From a “A Fragmentary History”, compiled by Jeremy Smith:

Sydney Morning Herald, p7 — 23/9/97 — Andrew Darby

Off–course pigeon flies halfway to the Antarctic

A racing pigeon has survive an unplanned, freezing, 1500 kilometre flight across the Southern Ocean, to be recovered on the only land between Tasmania and Antarctica, Macquarie Island.

“I think I“ll call her Abelina Tasman, after the explorer, you know?”, said its owner, Mr Ken Gore. “She’s done almost as many miles as he did.”

The hen from Mr Gore’s loft on the Tasman Peninsula was released on August 18 for a race from Devonport on Tasmania’s north–west coast. With a strong north–westerly behind the flock, Mr Gore’s other birds made the 250 kilometres to Taranna in 2.5 hours. But Abelina’s pied head and blue barred wings were nowhere to be seen.

“I thought she’s been taken by the peregrine falcons or something,” he said. “She must have just lost her bearings somehow or other and just flown on.” And on. Abelina was spotted by meteorological observer at Macquarie Island, when he looked out of his hut on August 20.

After also surviving predatory local skuas and the occasional feral cat, a thin and bedraggled Abelina was caught and put in a cage.

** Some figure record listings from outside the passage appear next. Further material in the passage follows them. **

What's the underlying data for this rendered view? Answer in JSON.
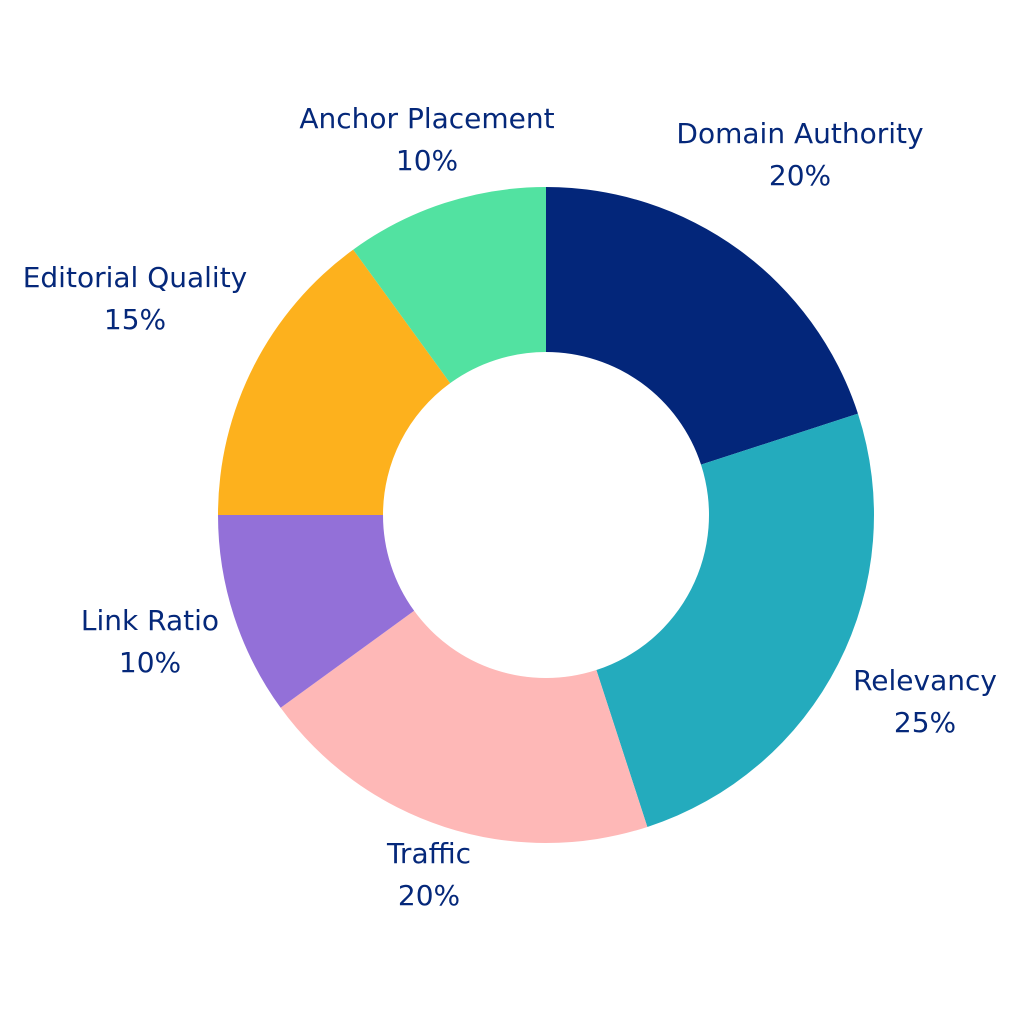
{
  "chart_data": {
    "type": "pie",
    "donut": true,
    "categories": [
      "Domain Authority",
      "Relevancy",
      "Traffic",
      "Link Ratio",
      "Editorial Quality",
      "Anchor Placement"
    ],
    "values": [
      20,
      25,
      20,
      10,
      15,
      10
    ],
    "value_labels": [
      "20%",
      "25%",
      "20%",
      "10%",
      "15%",
      "10%"
    ],
    "colors": [
      "#03267a",
      "#24abbd",
      "#feb8b7",
      "#9370d8",
      "#fdb11d",
      "#52e2a1"
    ],
    "label_color": "#05287a",
    "start": "12 o'clock",
    "direction": "clockwise"
  }
}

Abelina made the trip back to Hobart on the resupply ship Aurora Australis.

Mr Gore said Abelina proved to be a capable bird before, having returned from as far afield as King Island and Wonthaggi in Victoria but he did not intend to push his luck. Now she would get a rest.

“She deserves what they always want. They want to settle down and have a couple of eggs.”